The development of the placenta, which is connected to trophoblast function, angiogenesis, endothelial damage, inflammation, ferroptosis, etc., is significantly influenced by ROS (reactive oxygen species) [26] [27] [28]. The hypoxic environment of the placenta increases the production of ROS in the mitochondria, causing PE-like symptoms. This is also demonstrated in a rat PE model by the administration of mitochondrial antioxidants, which can greatly enhance placental blood flow and placental development [29]. In mild PE, mitochondria can adapt by upregulating the oxidative phosphorylation pathway (OXPHOS) and antioxidant activity [30]. The production of ROS and the reduction of antioxidants lead to an imbalance in the body’s oxidative/antioxidant system, leading to maternal inflammation.
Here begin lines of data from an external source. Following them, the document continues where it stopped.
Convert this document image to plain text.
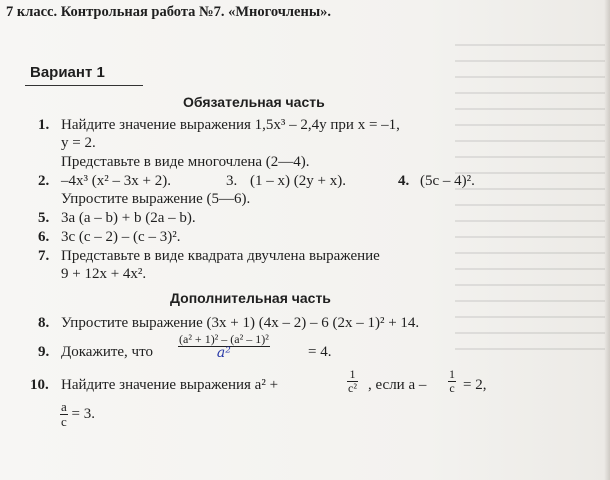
7 класс. Контрольная работа №7. «Многочлены».
Вариант 1
Обязательная часть
1. Найдите значение выражения 1,5x³ – 2,4y при x = –1,
y = 2.
Представьте в виде многочлена (2—4).
2. –4x³ (x² – 3x + 2).	3. (1 – x) (2y + x).	4. (5c – 4)².
Упростите выражение (5—6).
5. 3a (a – b) + b (2a – b).
6. 3c (c – 2) – (c – 3)².
7. Представьте в виде квадрата двучлена выражение
9 + 12x + 4x².
Дополнительная часть
8. Упростите выражение (3x + 1) (4x – 2) – 6 (2x – 1)² + 14.
9. Докажите, что $\frac{\text{(a² + 1)² – (a² – 1)²}}{\text{a²}}$	= 4.
10. Найдите значение выражения a² +	$\frac{1}{\text{c²}}$ , если $a - \frac{1}{c} = 2$,
$\frac{a}{c} = 3$.
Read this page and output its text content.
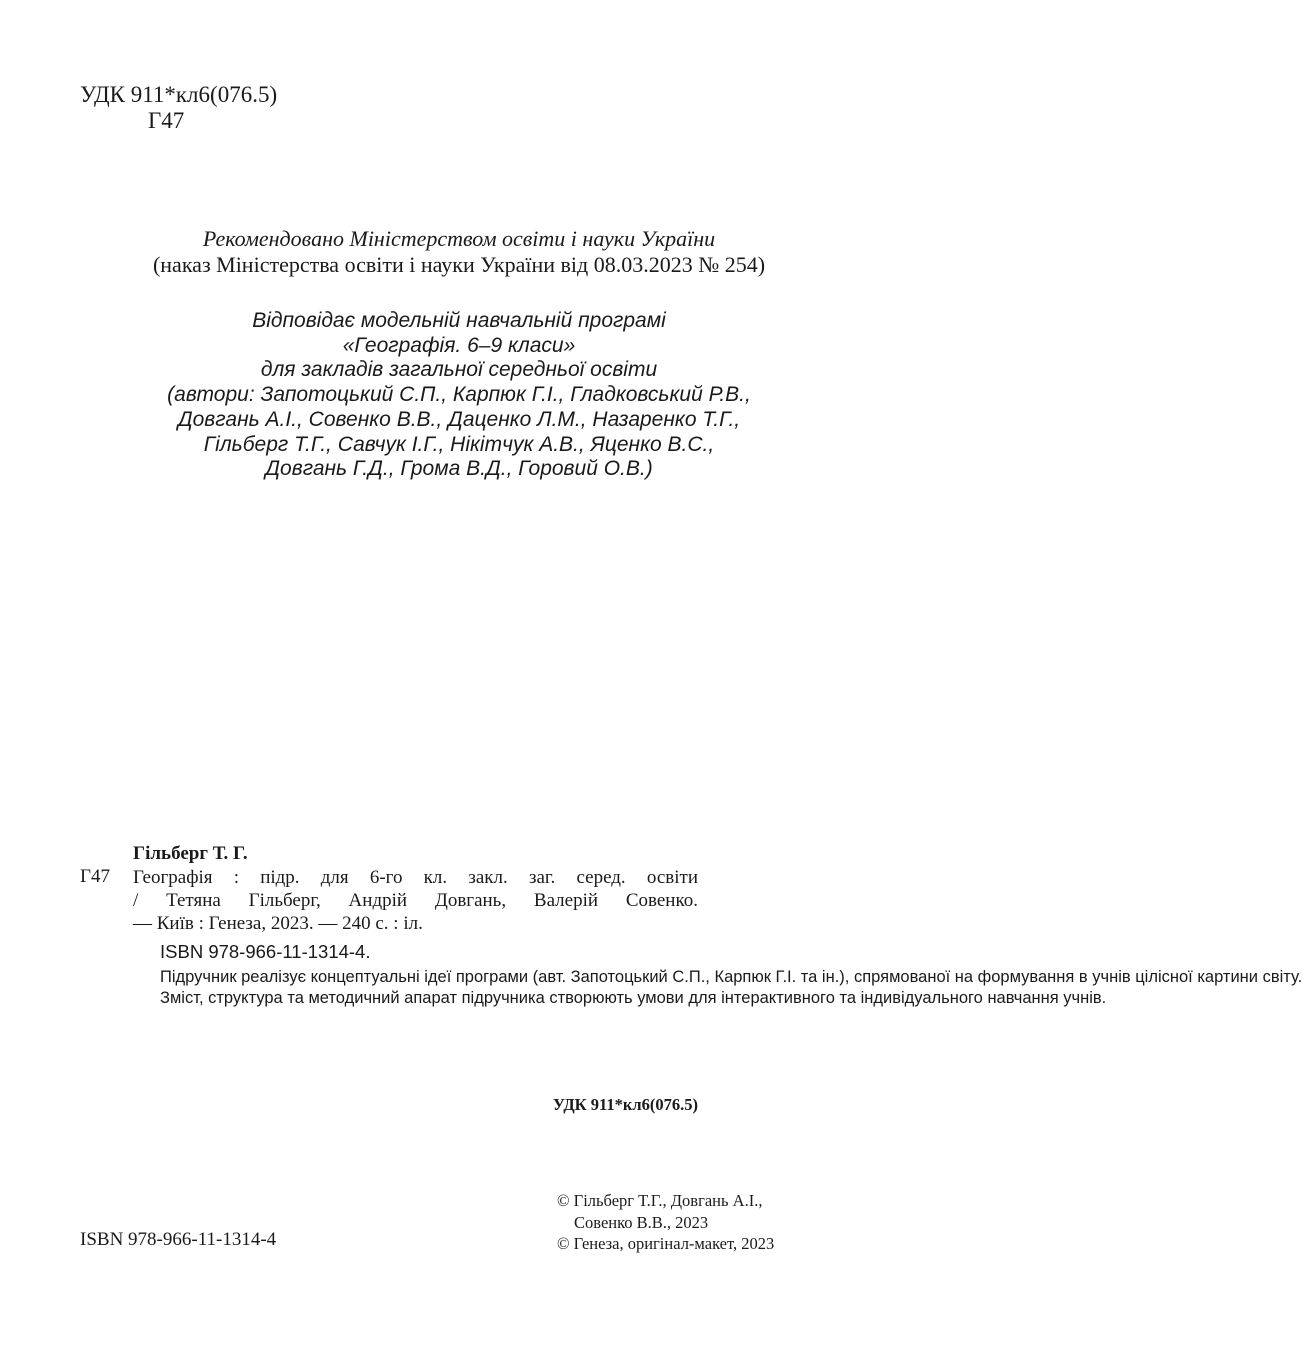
УДК 911*кл6(076.5)
Г47
Рекомендовано Міністерством освіти і науки України
(наказ Міністерства освіти і науки України від 08.03.2023 № 254)
Відповідає модельній навчальній програмі
«Географія. 6–9 класи»
для закладів загальної середньої освіти
(автори: Запотоцький С.П., Карпюк Г.І., Гладковський Р.В.,
Довгань А.І., Совенко В.В., Даценко Л.М., Назаренко Т.Г.,
Гільберг Т.Г., Савчук І.Г., Нікітчук А.В., Яценко В.С.,
Довгань Г.Д., Грома В.Д., Горовий О.В.)
Гільберг Т. Г.
Г47 Географія : підр. для 6-го кл. закл. заг. серед. освіти
/ Тетяна Гільберг, Андрій Довгань, Валерій Совенко.
— Київ : Генеза, 2023. — 240 с. : іл.
ISBN 978-966-11-1314-4.

Підручник реалізує концептуальні ідеї програми (авт. Запотоцький С.П., Карпюк Г.І. та ін.), спрямованої на формування в учнів цілісної картини світу.

Зміст, структура та методичний апарат підручника створюють умови для інтерактивного та індивідуального навчання учнів.

УДК 911*кл6(076.5)
ISBN 978-966-11-1314-4
© Гільберг Т.Г., Довгань А.І.,
Совенко В.В., 2023
© Генеза, оригінал-макет, 2023
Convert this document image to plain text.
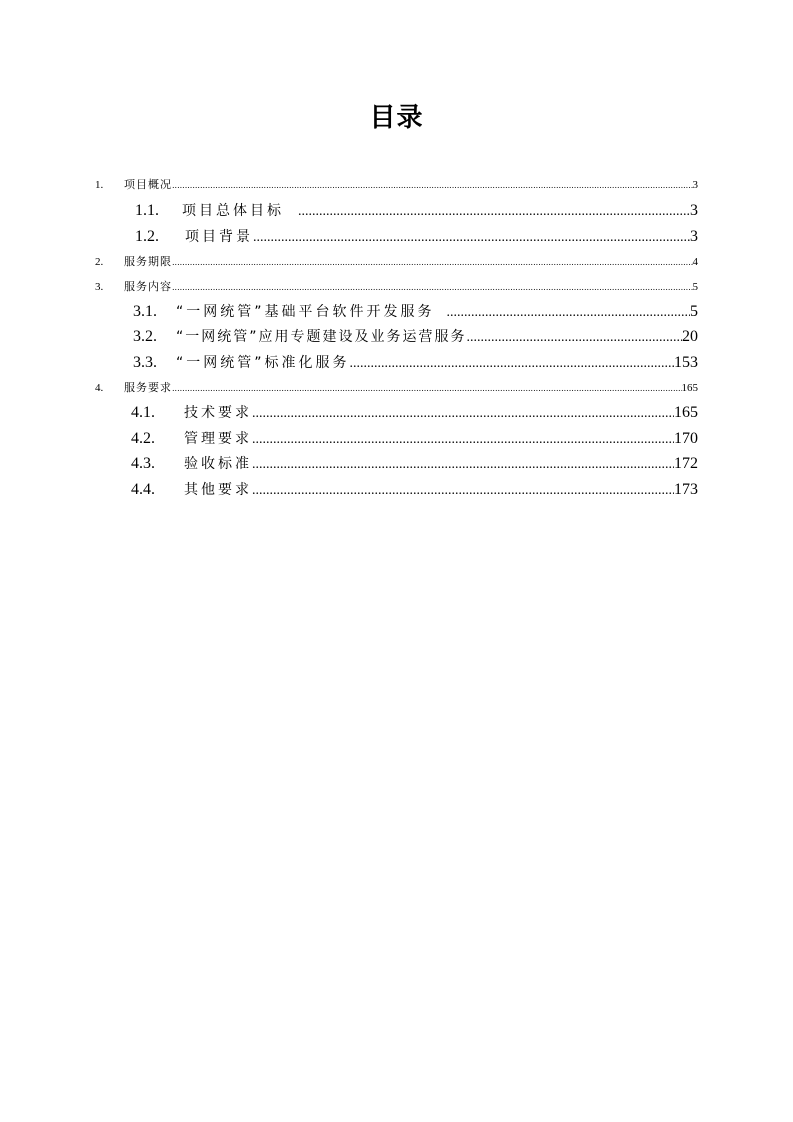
目录
1.	项目概况 .....	3
1.1.	项目总体目标 .....	3
1.2.	项目背景 .....	3
2.	服务期限 .....	4
3.	服务内容 .....	5
3.1.	“一网统管”基础平台软件开发服务 .....	5
3.2.	“一网统管”应用专题建设及业务运营服务 .....	20
3.3.	“一网统管”标准化服务 .....	153
4.	服务要求 .....	165
4.1.	技术要求 .....	165
4.2.	管理要求 .....	170
4.3.	验收标准 .....	172
4.4.	其他要求 .....	173
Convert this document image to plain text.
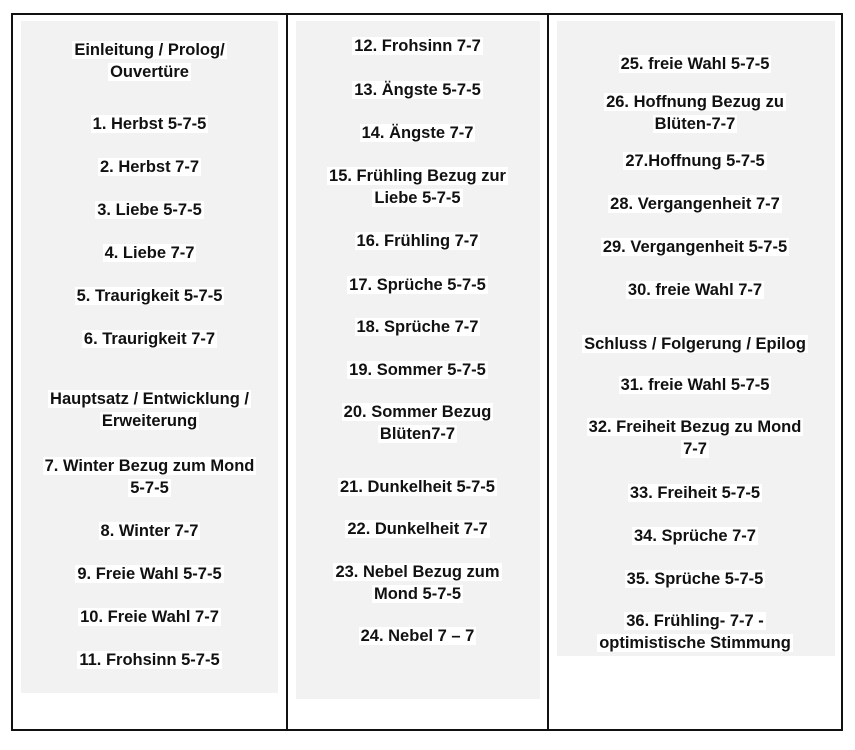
Einleitung / Prolog/
Ouvertüre
1. Herbst 5-7-5
2. Herbst 7-7
3. Liebe 5-7-5
4. Liebe 7-7
5. Traurigkeit 5-7-5
6. Traurigkeit 7-7
Hauptsatz / Entwicklung /
Erweiterung
7. Winter Bezug zum Mond
5-7-5
8. Winter 7-7
9. Freie Wahl 5-7-5
10. Freie Wahl 7-7
11. Frohsinn 5-7-5
12. Frohsinn 7-7
13. Ängste 5-7-5
14. Ängste 7-7
15. Frühling Bezug zur
Liebe 5-7-5
16. Frühling 7-7
17. Sprüche 5-7-5
18. Sprüche 7-7
19. Sommer 5-7-5
20. Sommer Bezug
Blüten7-7
21. Dunkelheit 5-7-5
22. Dunkelheit 7-7
23. Nebel Bezug zum
Mond 5-7-5
24. Nebel 7 – 7
25. freie Wahl 5-7-5
26. Hoffnung Bezug zu
Blüten-7-7
27.Hoffnung 5-7-5
28. Vergangenheit 7-7
29. Vergangenheit 5-7-5
30. freie Wahl 7-7
Schluss / Folgerung / Epilog
31. freie Wahl 5-7-5
32. Freiheit Bezug zu Mond
7-7
33. Freiheit 5-7-5
34. Sprüche 7-7
35. Sprüche 5-7-5
36. Frühling- 7-7 -
optimistische Stimmung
Some research also suggests that increased fructose metabolism contributes to the development of PE. When the embryo and placenta are hypoxic in the early stages of pregnancy, fructose is the perfect energy source [31] [32]. In a pregnant woman’s body, any extra glucose is converted to fructose, and the two hexoses are then processed through aerobic glycolysis [33]. Large glucose accumulation in the placenta of PE increases fructose production. In vivo, fructose can be converted to uric acid [34] [35]. Uric acid can impair the aggressiveness of trophoblast cells, disrupt the remodeling of the uterine spiral arteries, hinder placental formation, and lead to ischemic and hypoxic conditions in the placenta. Additionally, ischemia and hypoxia in the fetus and placenta may stimulate the continued production of fructose [36]. This can result in further damage to the placenta, potentially leading it to enter an irreversible state.

Lipid metabolism

In the first and second trimesters of pregnancy, maternal lipid metabolism changes in the direction of promoting synthesis, while in the third trimester of pregnancy maternal lipid metabolism changes in the direction of decomposition [37]. There is a clear correlation between abnormal placental lipid metabolism and abnormal lipase activity and pregnancy disorders, and they are involved in various pregnancy pathologies, such as first-trimester miscarriage, endometrial cancer, and the development of preeclampsia [38] [39] [40] [41]. Patients with PE often have abnormal lipid metabolism before the onset of the disease, such as elevated levels of total cholesterol, non-HDL-C, and triglycerides in the third trimester, and decreased levels of high-density lipoprotein cholesterol (HDL-C). Increased cholesterol and fatty acid biosynthesis and decreased catabolism increase the risk of various metabolic diseases [42], but the pathogenic mechanisms have not been fully elucidated.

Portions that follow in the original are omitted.